Les États-Unis ont perturbé, démantelé et vaincu al-Qaïda en Afghanistan, au moins militairement, et en 2011 ont tué son chef Oussama ben Laden, mais les stratégies militaires n’ont pas réussi à écraser ou à contenir les Taliban.

L’Afghanistan comme l’Irak est rapidement devenu un énorme bourbier pour la coalition dirigée par les États-Unis. En effet, les talibans sont devenus encore plus forts au cours de la deuxième décennie du conflit, faisant payer un lourd tribut aux Américains, à leur coalition et à leurs alliés afghans.

Après 18 ans de guerre, quelque 2 400 soldats américains et plus de  150 000 Afghans tués, Washington a finalement accepté la réalité de sa défaite. Dans le processus, les États-Unis ont dépensé, pour ne pas dire gaspillé, plus de  deux milliards de dollars  pour la guerre, près de 1000 fois plus que le PIB de l’Afghanistan.

Après le Vietnam et l’Irak, les États-Unis semblent avoir perdu leur troisième grande guerre et la plus longue de toutes.

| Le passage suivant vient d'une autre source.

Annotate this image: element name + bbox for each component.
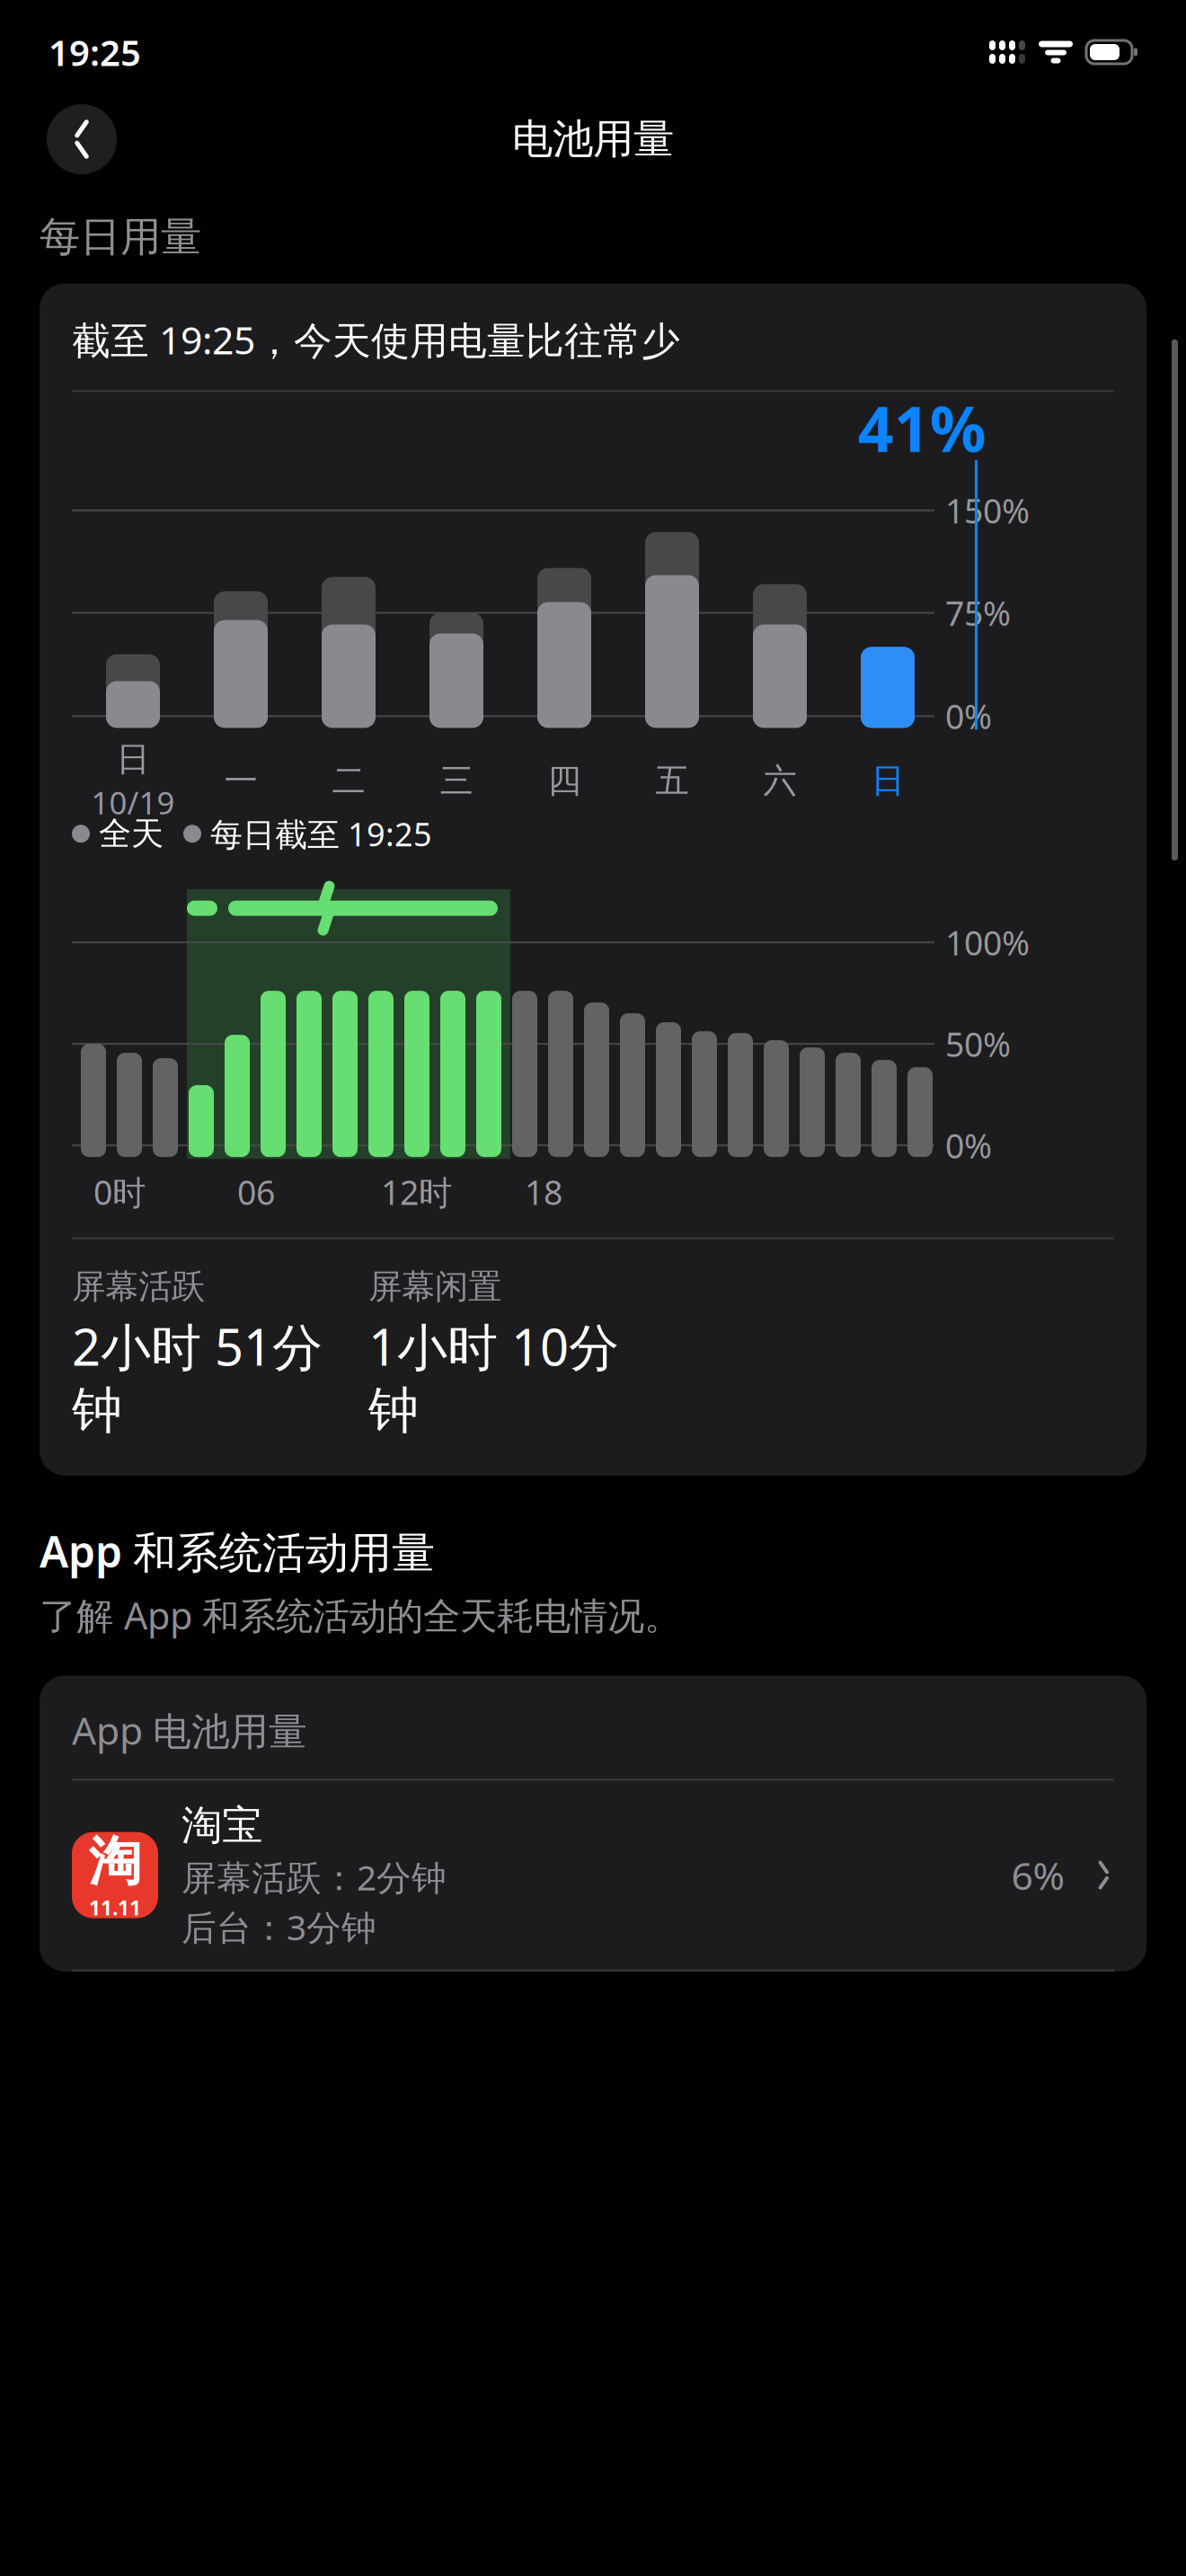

La seule question qui restait pour les États-Unis était de savoir comment éviter au mieux la répétition de la chute de Saïgon et la scène humiliante du dernier hélicoptère américain fuyant le Sud-Vietnam. 

Sauver la face

Pour mettre fin aux pertes continues d’hommes, d’argent et de fierté, les États-Unis ont finalement adopté l’idée d’un règlement négocié avec les talibans, en grande partie selon les conditions du groupe armé.

Les États-Unis avaient souhaité que les Taliban entament d’abord des pourparlers avec le gouvernement afghan afin de parvenir à un accord national sur l’avenir du pays, mais les dirigeants talibans ont  refusé  de négocier avec la « marionnette américaine » à Kaboul. Ils ont insisté sur la négociation directe avec Washington en vue d’un retrait militaire américain avant tout dialogue avec les autorités afghanes.

La semaine dernière, un accord a été finalisé, du moins « en principe ».

Avant de procéder à la signature, les États-Unis ont insisté pour que les talibans acceptent une semaine de réduction de la violence pour montrer qu’ils contrôlent tous les différents groupes armés du pays et s’engagent à refuser à tout groupe hostile comme al-Qaïda un refuge en Afghanistan.Les talibans ont accepté.

Mais le groupe armé a refusé de s’engager dans une vision américaine, démocratique ou libérale particulière pour le futur Afghanistan et a insisté pour que ses membres emprisonnés soient libérés avant d’entamer des négociations avec le gouvernement central de Kaboul. Une fois de plus, la diplomatie reflète l’équilibre des forces sur le terrain.

Il s’agit en fait d’un processus diplomatique symétrique dont l’objectif clair est de restaurer la souveraineté et l’indépendance de l’Afghanistan sans forces étrangères, ni de «si», ni de «mais», ni de « peut-être ».

Quelles sont les leçons ?

Les Afghans ont vécu l’horreur et la dévastation au cours des quatre dernières décennies, à commencer par l’invasion soviétique de 1979, qui a déclenché une guerre civile, puis l’invasion américaine de 2001.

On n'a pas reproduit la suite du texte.